Maria Gabriela Silva Alves (“Gabi”), 2 anos, com a sua mãe, Maria Carolina Silva Flor (“Carol”), na sua casa em Esperança, Paraíba, Brasil, em 2018. Gabi foi uma das milhares de crianças nascidas com deficiência causada pela exposição ao vírus Zika no útero durante o surto de 2015-2016.

© 2018 Joselito Alves dos Santos
 

Essa nota faz parte de uma série que tem por foco crianças com síndrome do Zika e suas famílias. Para saber mais, visite o blog:  Zika: As famílias esquecidas pelo Brasil

Famílias de crianças com síndrome do Zika enfrentam um desafio a mais na luta para garantir o auxílio de que precisam após o Supremo Tribunal Federal ter retirado de sua agenda um caso emblemático.

O caso, apresentado ao STF em 2016, poderia ampliar o acesso a benefícios e serviços públicos para as famílias com crianças com deficiências ligadas ao surto do vírus Zika transmitido por mosquitos entre 2015 e 2016 no nordeste do Brasil.

O caso estava na pauta do STF com julgamento previsto para o dia 22 de maio, mas no fim da semana passada o STF o retirou da agenda sem estabelecer uma nova data.

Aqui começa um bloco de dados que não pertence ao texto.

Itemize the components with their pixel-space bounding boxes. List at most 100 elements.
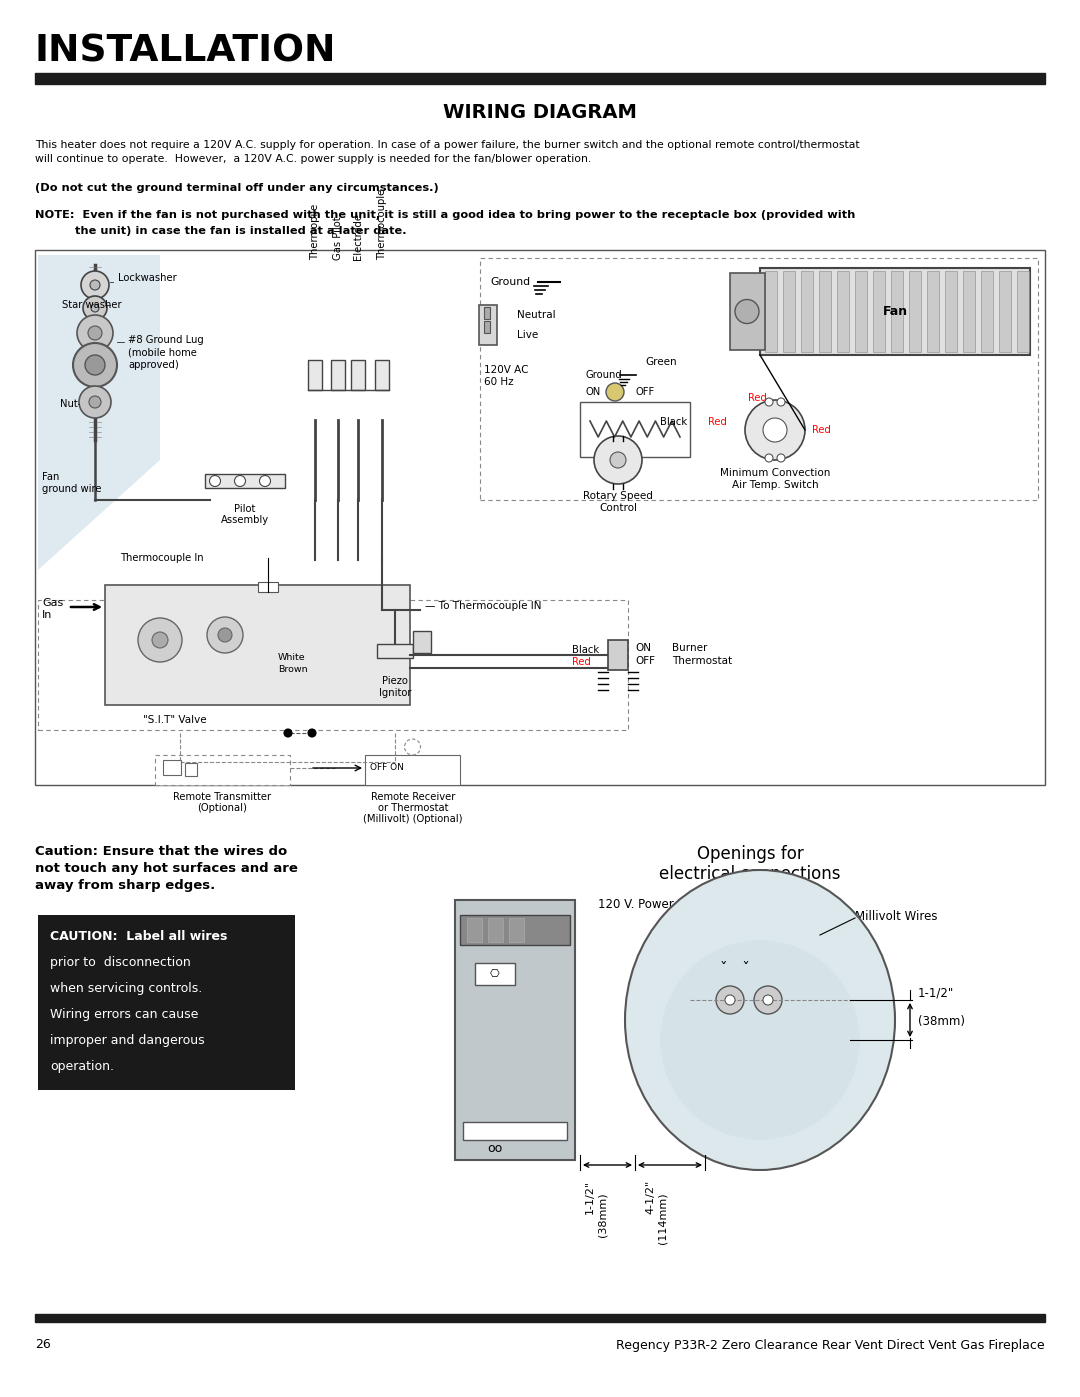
Circle shape xyxy=(83,296,107,320)
Circle shape xyxy=(207,617,243,652)
Bar xyxy=(608,640,627,671)
Bar xyxy=(38,915,295,1090)
Circle shape xyxy=(725,995,735,1004)
Circle shape xyxy=(87,326,102,339)
Circle shape xyxy=(259,475,270,486)
Bar xyxy=(1017,271,1029,352)
Bar xyxy=(455,900,575,1160)
Text: Regency P33R-2 Zero Clearance Rear Vent Direct Vent Gas Fireplace: Regency P33R-2 Zero Clearance Rear Vent … xyxy=(617,1338,1045,1351)
Text: ⎔: ⎔ xyxy=(490,970,500,979)
Text: Control: Control xyxy=(599,503,637,513)
Bar xyxy=(467,918,482,942)
Bar xyxy=(873,271,885,352)
Bar xyxy=(463,1122,567,1140)
Text: Caution: Ensure that the wires do: Caution: Ensure that the wires do xyxy=(35,845,287,858)
Text: — To Thermocouple IN: — To Thermocouple IN xyxy=(426,601,541,610)
Bar xyxy=(38,599,627,731)
Text: Ground: Ground xyxy=(490,277,530,286)
Text: OFF: OFF xyxy=(635,657,654,666)
Text: Ground: Ground xyxy=(585,370,622,380)
Text: (38mm): (38mm) xyxy=(918,1016,966,1028)
Circle shape xyxy=(308,729,316,738)
Text: 1-1/2": 1-1/2" xyxy=(585,1180,595,1214)
Text: This heater does not require a 120V A.C. supply for operation. In case of a powe: This heater does not require a 120V A.C.… xyxy=(35,140,860,149)
Text: White: White xyxy=(278,652,306,662)
Text: operation.: operation. xyxy=(50,1060,114,1073)
Bar xyxy=(475,963,515,985)
Bar xyxy=(837,271,849,352)
Bar xyxy=(981,271,993,352)
Text: Black: Black xyxy=(660,416,687,427)
Circle shape xyxy=(81,271,109,299)
Bar xyxy=(330,360,345,390)
Bar xyxy=(819,271,831,352)
Circle shape xyxy=(777,454,785,462)
Text: Rotary Speed: Rotary Speed xyxy=(583,490,653,502)
Bar xyxy=(783,271,795,352)
Bar xyxy=(480,305,497,345)
Text: Thermocouple In: Thermocouple In xyxy=(120,553,204,563)
Circle shape xyxy=(777,398,785,407)
Text: Thermopile: Thermopile xyxy=(310,204,320,260)
Text: Red: Red xyxy=(748,393,767,402)
Text: the unit) in case the fan is installed at a later date.: the unit) in case the fan is installed a… xyxy=(35,226,407,236)
Bar xyxy=(413,631,431,652)
Bar xyxy=(801,271,813,352)
Text: (Do not cut the ground terminal off under any circumstances.): (Do not cut the ground terminal off unde… xyxy=(35,183,438,193)
Bar xyxy=(308,360,322,390)
Circle shape xyxy=(85,355,105,374)
Text: Ignitor: Ignitor xyxy=(379,687,411,698)
Bar xyxy=(580,402,690,457)
Text: Live: Live xyxy=(517,330,538,339)
Bar xyxy=(760,268,1030,355)
Text: Lockwasher: Lockwasher xyxy=(118,272,177,284)
Bar xyxy=(35,73,1045,84)
Text: Wiring errors can cause: Wiring errors can cause xyxy=(50,1009,199,1021)
Bar xyxy=(480,258,1038,500)
Text: WIRING DIAGRAM: WIRING DIAGRAM xyxy=(443,102,637,122)
Text: Electrode: Electrode xyxy=(353,212,363,260)
Text: 120V AC
60 Hz: 120V AC 60 Hz xyxy=(484,365,528,387)
Text: INSTALLATION: INSTALLATION xyxy=(35,34,337,70)
Circle shape xyxy=(594,436,642,483)
Text: 4-1/2": 4-1/2" xyxy=(645,1180,654,1214)
Text: Fan: Fan xyxy=(882,305,907,319)
Bar xyxy=(205,474,285,488)
Text: 120 V. Power IN: 120 V. Power IN xyxy=(598,898,690,911)
Circle shape xyxy=(89,395,102,408)
Text: OFF: OFF xyxy=(635,387,654,397)
Bar xyxy=(855,271,867,352)
Bar xyxy=(891,271,903,352)
Text: oo: oo xyxy=(487,1143,502,1155)
Bar xyxy=(484,307,490,319)
Circle shape xyxy=(91,305,99,312)
Bar xyxy=(999,271,1011,352)
Text: electrical connections: electrical connections xyxy=(659,865,840,883)
Bar xyxy=(730,272,765,351)
Circle shape xyxy=(745,400,805,460)
Circle shape xyxy=(716,986,744,1014)
Bar xyxy=(963,271,975,352)
Text: will continue to operate.  However,  a 120V A.C. power supply is needed for the : will continue to operate. However, a 120… xyxy=(35,154,591,163)
Bar xyxy=(105,585,410,705)
Text: Minimum Convection: Minimum Convection xyxy=(719,468,831,478)
Circle shape xyxy=(762,995,773,1004)
Circle shape xyxy=(765,454,773,462)
Bar xyxy=(509,918,524,942)
Bar xyxy=(488,918,503,942)
Bar xyxy=(377,644,413,658)
Circle shape xyxy=(79,386,111,418)
Ellipse shape xyxy=(625,870,895,1171)
Text: Remote Receiver: Remote Receiver xyxy=(370,792,455,802)
Bar xyxy=(375,360,389,390)
Circle shape xyxy=(754,986,782,1014)
Circle shape xyxy=(90,279,100,291)
Text: Burner: Burner xyxy=(672,643,707,652)
Text: Remote Transmitter: Remote Transmitter xyxy=(173,792,271,802)
Text: improper and dangerous: improper and dangerous xyxy=(50,1034,204,1046)
Text: not touch any hot surfaces and are: not touch any hot surfaces and are xyxy=(35,862,298,875)
Bar xyxy=(156,754,291,785)
Text: Gas Pilot: Gas Pilot xyxy=(333,217,343,260)
Bar xyxy=(258,583,278,592)
Text: (Millivolt) (Optional): (Millivolt) (Optional) xyxy=(363,814,462,824)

Meus colegas e eu entrevistamos dezenas de famílias com crianças com a síndrome do Zika nos últimos anos. Elas nos contaram como fazem para cuidar de seus filhos sem o apoio suficiente do Estado. À medida que as crianças com síndrome do Zika crescem, muitas delas completando 3 ou 4 anos este ano, suas necessidades evoluem e passam a incluir suplementos nutricionais, cirurgias, medicamentos caros, estimulação precoce para aumentar o desenvolvimento cognitivo, cadeiras de rodas e aparelhos ortodônticos, entre outras coisas.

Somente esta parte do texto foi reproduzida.